At one point, he also acknowledged that the path of U.N. Security Council authorization was untenable: “If Russia prevents the United Nations from dealing with it, we can sit acquiescent, or we can do something about it.” This suggests that Mattis was mindful of international law, not just domestic law, which he also discussed during the hearing. And on Tuesday, after the strike, Mattis stated that the U.S., along with the United Kingdom and France, “did what we believe was right under international law,” but he did not specify a legal basis for that claim.

Yet when Mattis seemingly did try to offer an international legal basis last Thursday, the conception of self-defense he described was not actually self-defense, which would have required an attack on U.S. forces by Syrian government forces. It wasn’t even anticipatory self-defense, which would have been legal and would have required that an attack was “imminent and unavoidable.” Rather, the idea explained by Mattis amounted to a preventive strike based on a highly speculative threat. As Scott Sagan and Allen Weiner bluntly explained in a New York Times op-ed earlier this month—in rebutting National Security Adviser John Bolton’s recent argument that such a strike against North Korea would be legal—a preventive strike is “aggression” and therefore illegal.
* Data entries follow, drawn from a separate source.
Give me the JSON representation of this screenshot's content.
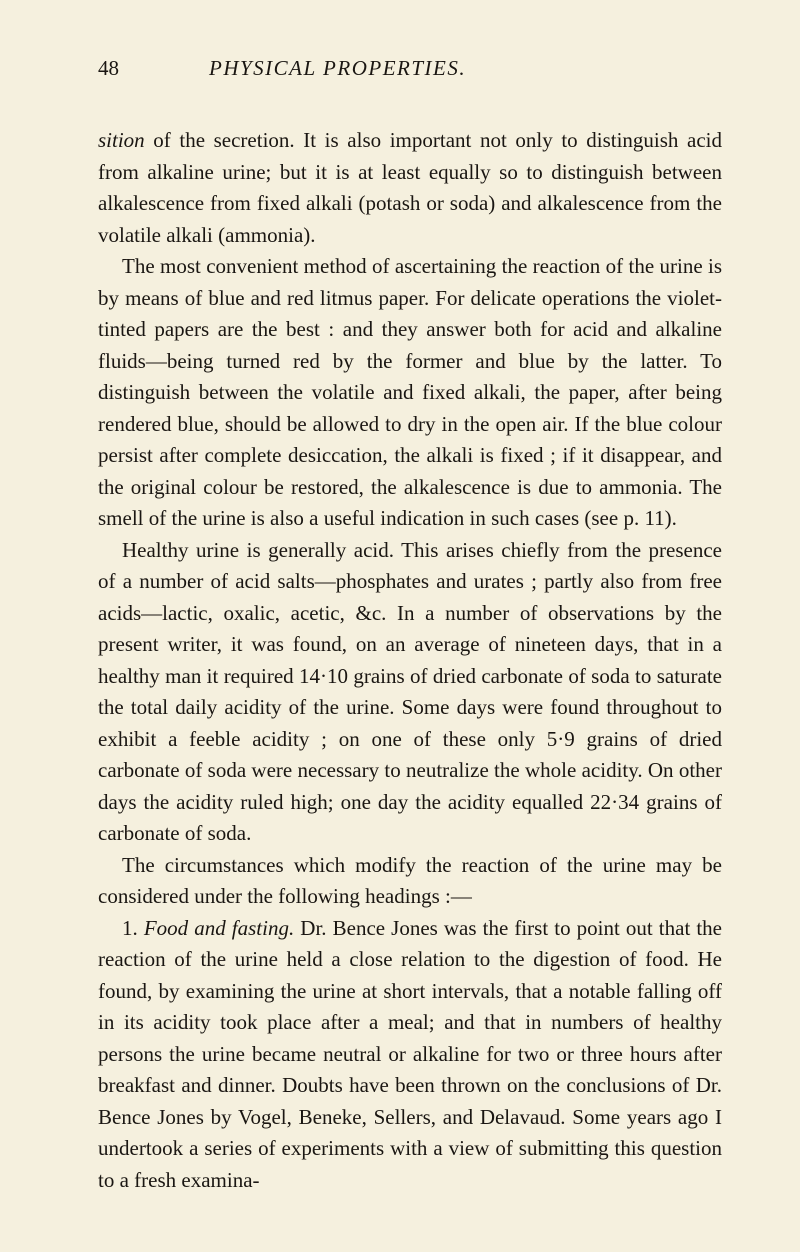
{
  "page": {
    "number": "48",
    "running_title": "PHYSICAL PROPERTIES.",
    "colors": {
      "background": "#f5f0de",
      "text": "#1a1612"
    },
    "typography": {
      "body_fontsize": 21,
      "line_height": 1.5,
      "header_fontsize": 21
    },
    "paragraphs": {
      "p1_start_italic": "sition",
      "p1_rest": " of the secretion. It is also important not only to distinguish acid from alkaline urine; but it is at least equally so to distinguish between alkalescence from fixed alkali (potash or soda) and alkalescence from the volatile alkali (ammonia).",
      "p2": "The most convenient method of ascertaining the reaction of the urine is by means of blue and red litmus paper. For delicate operations the violet-tinted papers are the best : and they answer both for acid and alkaline fluids—being turned red by the former and blue by the latter. To distinguish between the volatile and fixed alkali, the paper, after being rendered blue, should be allowed to dry in the open air. If the blue colour persist after complete desiccation, the alkali is fixed ; if it disappear, and the original colour be restored, the alkalescence is due to ammonia. The smell of the urine is also a useful indication in such cases (see p. 11).",
      "p3": "Healthy urine is generally acid. This arises chiefly from the presence of a number of acid salts—phosphates and urates ; partly also from free acids—lactic, oxalic, acetic, &c. In a number of observations by the present writer, it was found, on an average of nineteen days, that in a healthy man it required 14·10 grains of dried carbonate of soda to saturate the total daily acidity of the urine. Some days were found throughout to exhibit a feeble acidity ; on one of these only 5·9 grains of dried carbonate of soda were necessary to neutralize the whole acidity. On other days the acidity ruled high; one day the acidity equalled 22·34 grains of carbonate of soda.",
      "p4": "The circumstances which modify the reaction of the urine may be considered under the following headings :—",
      "p5_prefix": "1. ",
      "p5_italic": "Food and fasting.",
      "p5_rest": " Dr. Bence Jones was the first to point out that the reaction of the urine held a close relation to the digestion of food. He found, by examining the urine at short intervals, that a notable falling off in its acidity took place after a meal; and that in numbers of healthy persons the urine became neutral or alkaline for two or three hours after breakfast and dinner. Doubts have been thrown on the conclusions of Dr. Bence Jones by Vogel, Beneke, Sellers, and Delavaud. Some years ago I undertook a series of experiments with a view of submitting this question to a fresh examina-"
    }
  }
}
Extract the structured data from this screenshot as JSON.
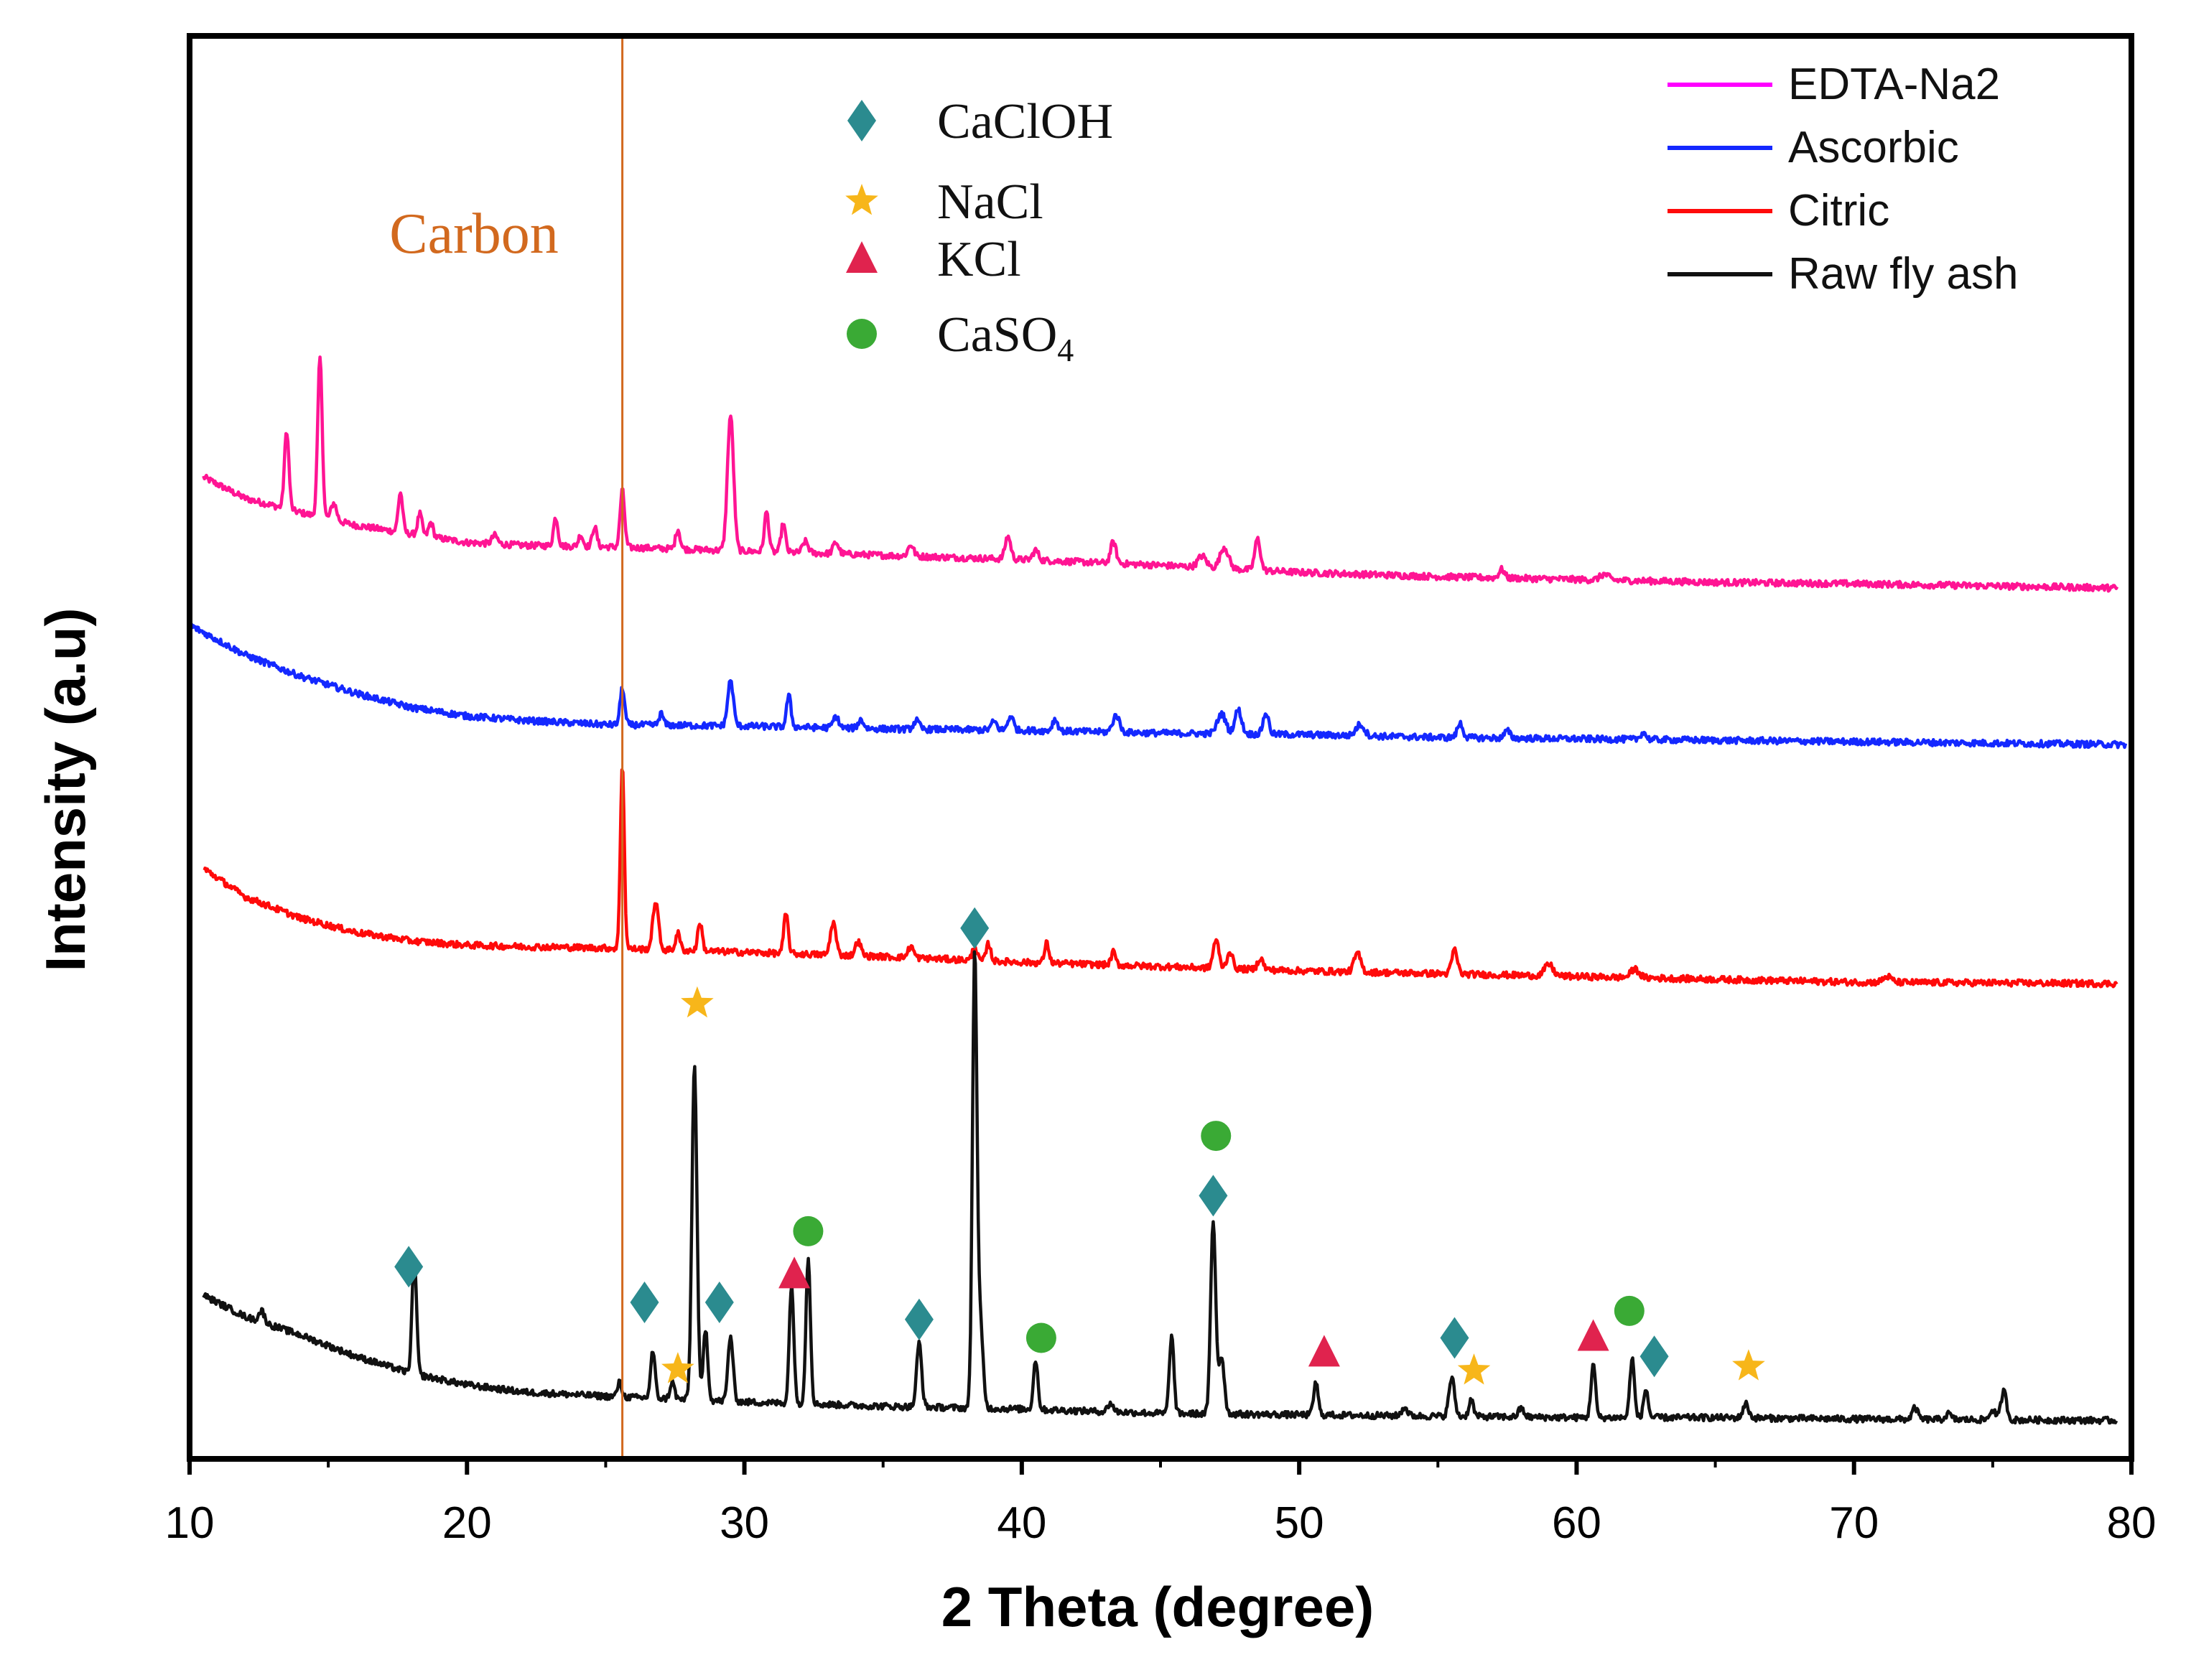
{
  "chart_data": {
    "type": "line",
    "title": "",
    "xlabel": "2 Theta (degree)",
    "ylabel": "Intensity (a.u)",
    "xlim": [
      10,
      80
    ],
    "ylim": [
      0,
      100
    ],
    "xticks": [
      10,
      20,
      30,
      40,
      50,
      60,
      70,
      80
    ],
    "grid": false,
    "legend_position": "top-right",
    "vertical_line": {
      "x": 25.6,
      "label": "Carbon",
      "color": "#d2691e"
    },
    "series": [
      {
        "name": "EDTA-Na2",
        "color": "#ff1493",
        "legend_color": "#ff00ff",
        "baseline": [
          [
            10.5,
            69
          ],
          [
            12,
            67.5
          ],
          [
            14,
            66.5
          ],
          [
            16,
            65.6
          ],
          [
            18,
            65
          ],
          [
            20,
            64.4
          ],
          [
            22,
            64.2
          ],
          [
            25,
            64.1
          ],
          [
            30,
            63.8
          ],
          [
            35,
            63.5
          ],
          [
            40,
            63.2
          ],
          [
            45,
            62.8
          ],
          [
            50,
            62.3
          ],
          [
            55,
            62
          ],
          [
            60,
            61.8
          ],
          [
            65,
            61.6
          ],
          [
            70,
            61.5
          ],
          [
            79.5,
            61.2
          ]
        ],
        "peaks": [
          [
            13.5,
            5.5,
            0.08
          ],
          [
            14.7,
            11.2,
            0.08
          ],
          [
            15.2,
            1.2,
            0.1
          ],
          [
            17.6,
            2.8,
            0.08
          ],
          [
            18.3,
            1.5,
            0.08
          ],
          [
            18.7,
            1.0,
            0.08
          ],
          [
            21,
            0.6,
            0.1
          ],
          [
            23.2,
            2.0,
            0.08
          ],
          [
            24.1,
            0.8,
            0.08
          ],
          [
            24.6,
            1.4,
            0.08
          ],
          [
            25.6,
            4.0,
            0.08
          ],
          [
            27.6,
            1.4,
            0.08
          ],
          [
            29.5,
            9.5,
            0.11
          ],
          [
            30.8,
            2.8,
            0.08
          ],
          [
            31.4,
            2.0,
            0.08
          ],
          [
            32.2,
            0.8,
            0.1
          ],
          [
            33.3,
            0.8,
            0.1
          ],
          [
            36,
            0.8,
            0.1
          ],
          [
            39.5,
            1.6,
            0.1
          ],
          [
            40.5,
            0.7,
            0.1
          ],
          [
            43.3,
            1.5,
            0.1
          ],
          [
            46.5,
            0.8,
            0.15
          ],
          [
            47.3,
            1.5,
            0.15
          ],
          [
            48.5,
            2.2,
            0.1
          ],
          [
            57.3,
            0.6,
            0.1
          ],
          [
            61,
            0.4,
            0.15
          ]
        ]
      },
      {
        "name": "Ascorbic",
        "color": "#1428ff",
        "legend_color": "#1428ff",
        "baseline": [
          [
            10,
            58.6
          ],
          [
            12,
            56.5
          ],
          [
            14,
            55
          ],
          [
            16,
            53.8
          ],
          [
            18,
            52.8
          ],
          [
            20,
            52.2
          ],
          [
            22,
            51.9
          ],
          [
            25,
            51.6
          ],
          [
            30,
            51.5
          ],
          [
            35,
            51.3
          ],
          [
            40,
            51.2
          ],
          [
            45,
            51
          ],
          [
            50,
            50.9
          ],
          [
            55,
            50.7
          ],
          [
            60,
            50.6
          ],
          [
            65,
            50.5
          ],
          [
            70,
            50.4
          ],
          [
            79.8,
            50.2
          ]
        ],
        "peaks": [
          [
            25.6,
            2.6,
            0.08
          ],
          [
            27,
            0.8,
            0.08
          ],
          [
            29.5,
            3.2,
            0.1
          ],
          [
            31.6,
            2.2,
            0.08
          ],
          [
            33.3,
            0.8,
            0.1
          ],
          [
            34.2,
            0.6,
            0.1
          ],
          [
            36.2,
            0.6,
            0.1
          ],
          [
            39,
            0.6,
            0.1
          ],
          [
            39.6,
            1.0,
            0.1
          ],
          [
            41.2,
            0.8,
            0.1
          ],
          [
            43.4,
            1.2,
            0.12
          ],
          [
            47.2,
            1.4,
            0.15
          ],
          [
            47.8,
            1.7,
            0.12
          ],
          [
            48.8,
            1.5,
            0.1
          ],
          [
            52.2,
            0.8,
            0.15
          ],
          [
            55.8,
            1.0,
            0.1
          ],
          [
            57.5,
            0.5,
            0.1
          ],
          [
            62.4,
            0.5,
            0.1
          ]
        ]
      },
      {
        "name": "Citric",
        "color": "#ff0a0a",
        "legend_color": "#ff0a0a",
        "baseline": [
          [
            10.5,
            41.5
          ],
          [
            12,
            39.5
          ],
          [
            14,
            38
          ],
          [
            16,
            37
          ],
          [
            18,
            36.4
          ],
          [
            20,
            36.1
          ],
          [
            22,
            36
          ],
          [
            25,
            35.9
          ],
          [
            30,
            35.6
          ],
          [
            35,
            35.3
          ],
          [
            40,
            34.9
          ],
          [
            45,
            34.6
          ],
          [
            50,
            34.3
          ],
          [
            55,
            34.1
          ],
          [
            60,
            33.9
          ],
          [
            65,
            33.7
          ],
          [
            70,
            33.5
          ],
          [
            79.5,
            33.4
          ]
        ],
        "peaks": [
          [
            25.6,
            13.0,
            0.07
          ],
          [
            26.8,
            3.4,
            0.1
          ],
          [
            27.6,
            1.2,
            0.08
          ],
          [
            28.4,
            2.0,
            0.08
          ],
          [
            31.5,
            2.8,
            0.08
          ],
          [
            33.2,
            2.3,
            0.1
          ],
          [
            34.1,
            1.0,
            0.1
          ],
          [
            36,
            0.8,
            0.1
          ],
          [
            38.3,
            1.0,
            0.08
          ],
          [
            38.8,
            1.2,
            0.08
          ],
          [
            40.9,
            1.4,
            0.08
          ],
          [
            43.3,
            0.9,
            0.08
          ],
          [
            47,
            2.0,
            0.1
          ],
          [
            47.5,
            1.2,
            0.1
          ],
          [
            48.6,
            0.8,
            0.1
          ],
          [
            52.1,
            1.3,
            0.12
          ],
          [
            55.6,
            1.7,
            0.1
          ],
          [
            59,
            0.8,
            0.15
          ],
          [
            62.1,
            0.6,
            0.15
          ],
          [
            71.2,
            0.4,
            0.15
          ]
        ]
      },
      {
        "name": "Raw fly ash",
        "color": "#111111",
        "legend_color": "#111111",
        "baseline": [
          [
            10.5,
            11.5
          ],
          [
            12,
            10
          ],
          [
            14,
            8.7
          ],
          [
            16,
            7.2
          ],
          [
            18,
            6
          ],
          [
            20,
            5.2
          ],
          [
            22,
            4.7
          ],
          [
            25,
            4.4
          ],
          [
            30,
            4.0
          ],
          [
            35,
            3.7
          ],
          [
            40,
            3.5
          ],
          [
            45,
            3.2
          ],
          [
            50,
            3.1
          ],
          [
            55,
            3.0
          ],
          [
            60,
            2.9
          ],
          [
            65,
            2.9
          ],
          [
            70,
            2.8
          ],
          [
            79.5,
            2.7
          ]
        ],
        "peaks": [
          [
            12.6,
            0.8,
            0.1
          ],
          [
            18.1,
            8.2,
            0.08
          ],
          [
            25.5,
            1.0,
            0.08
          ],
          [
            26.7,
            3.3,
            0.08
          ],
          [
            27.4,
            1.2,
            0.08
          ],
          [
            28.2,
            23.5,
            0.09
          ],
          [
            28.6,
            5.0,
            0.08
          ],
          [
            29.5,
            4.6,
            0.09
          ],
          [
            31.7,
            8.4,
            0.08
          ],
          [
            32.3,
            10.3,
            0.08
          ],
          [
            36.3,
            4.5,
            0.09
          ],
          [
            38.3,
            31.5,
            0.08
          ],
          [
            38.5,
            6.0,
            0.1
          ],
          [
            40.5,
            3.5,
            0.08
          ],
          [
            43.2,
            0.6,
            0.1
          ],
          [
            45.4,
            5.5,
            0.08
          ],
          [
            46.9,
            13.5,
            0.09
          ],
          [
            47.2,
            4.0,
            0.1
          ],
          [
            50.6,
            2.3,
            0.08
          ],
          [
            53.8,
            0.6,
            0.1
          ],
          [
            55.5,
            2.7,
            0.1
          ],
          [
            56.2,
            1.2,
            0.08
          ],
          [
            58,
            0.6,
            0.1
          ],
          [
            60.6,
            3.8,
            0.08
          ],
          [
            62,
            4.2,
            0.08
          ],
          [
            62.5,
            2.0,
            0.08
          ],
          [
            66.1,
            1.0,
            0.1
          ],
          [
            72.2,
            0.8,
            0.1
          ],
          [
            73.4,
            0.4,
            0.1
          ],
          [
            75,
            0.7,
            0.1
          ],
          [
            75.4,
            2.0,
            0.1
          ]
        ]
      }
    ],
    "phases": [
      {
        "name": "CaClOH",
        "label_main": "CaClOH",
        "label_sub": "",
        "marker": "diamond",
        "color": "#2b8b8f"
      },
      {
        "name": "NaCl",
        "label_main": "NaCl",
        "label_sub": "",
        "marker": "star",
        "color": "#f7b61a"
      },
      {
        "name": "KCl",
        "label_main": "KCl",
        "label_sub": "",
        "marker": "triangle",
        "color": "#e0234e"
      },
      {
        "name": "CaSO4",
        "label_main": "CaSO",
        "label_sub": "4",
        "marker": "circle",
        "color": "#3aaa35"
      }
    ],
    "phase_markers": [
      {
        "phase": "CaClOH",
        "x": 17.9,
        "y": 13.5
      },
      {
        "phase": "CaClOH",
        "x": 26.4,
        "y": 11.0
      },
      {
        "phase": "CaClOH",
        "x": 29.1,
        "y": 11.0
      },
      {
        "phase": "CaClOH",
        "x": 36.3,
        "y": 9.8
      },
      {
        "phase": "CaClOH",
        "x": 38.3,
        "y": 37.3
      },
      {
        "phase": "CaClOH",
        "x": 46.9,
        "y": 18.5
      },
      {
        "phase": "CaClOH",
        "x": 55.6,
        "y": 8.5
      },
      {
        "phase": "CaClOH",
        "x": 62.8,
        "y": 7.2
      },
      {
        "phase": "NaCl",
        "x": 28.3,
        "y": 32.0
      },
      {
        "phase": "NaCl",
        "x": 27.6,
        "y": 6.3
      },
      {
        "phase": "NaCl",
        "x": 56.3,
        "y": 6.2
      },
      {
        "phase": "NaCl",
        "x": 66.2,
        "y": 6.5
      },
      {
        "phase": "KCl",
        "x": 31.8,
        "y": 13.0
      },
      {
        "phase": "KCl",
        "x": 50.9,
        "y": 7.5
      },
      {
        "phase": "KCl",
        "x": 60.6,
        "y": 8.6
      },
      {
        "phase": "CaSO4",
        "x": 32.3,
        "y": 16.0
      },
      {
        "phase": "CaSO4",
        "x": 40.7,
        "y": 8.5
      },
      {
        "phase": "CaSO4",
        "x": 47.0,
        "y": 22.7
      },
      {
        "phase": "CaSO4",
        "x": 61.9,
        "y": 10.4
      }
    ]
  }
}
That Mattis’ reasoning before Congress last week echoed, or expanded upon, Bolton’s faulty preventive strike approach is also concerning for what it might foreshadow. What might it mean if this outlook is applied to North Korea and its nuclear weapons program, for example? In short, if Mattis’ reasoning is at all indicative of the Trump administration’s national security calculus moving forward, and if it’s fused with Bolton’s own views, it portends some plainly terrifying scenarios.

To be fair, Mattis’ self-defense remark may have simply been an impromptu or extemporaneous mistake by a non-lawyer in the flurry of a congressional hearing. Mattis did, after all, demonstrate caution in other ways—by reportedly arguing for a more limited strike against targets connected to Syria’s chemical weapons program instead of a more aggressive version supported by Bolton, a battle Mattis won, and reportedly encouraging Trump to secure congressional authorization prior to the strike, a battle Mattis lost. (On Wednesday, both the White House and Mattis denied that he’d advocated for congressional authorization.) It remains to be seen how Trump might resolve potential clashes in the future between Mattis and Bolton, who, unlike his predecessor, reportedly “is not expected to defer to the defense secretary.” But if the administration—with or without Mattis’ support—is, in fact, contemplating or embracing such a dangerous and legally unmoored perspective on preventive strikes, it should be made fully clear to our political representatives, expert communities, and the public writ large so they can at least contest and debate it.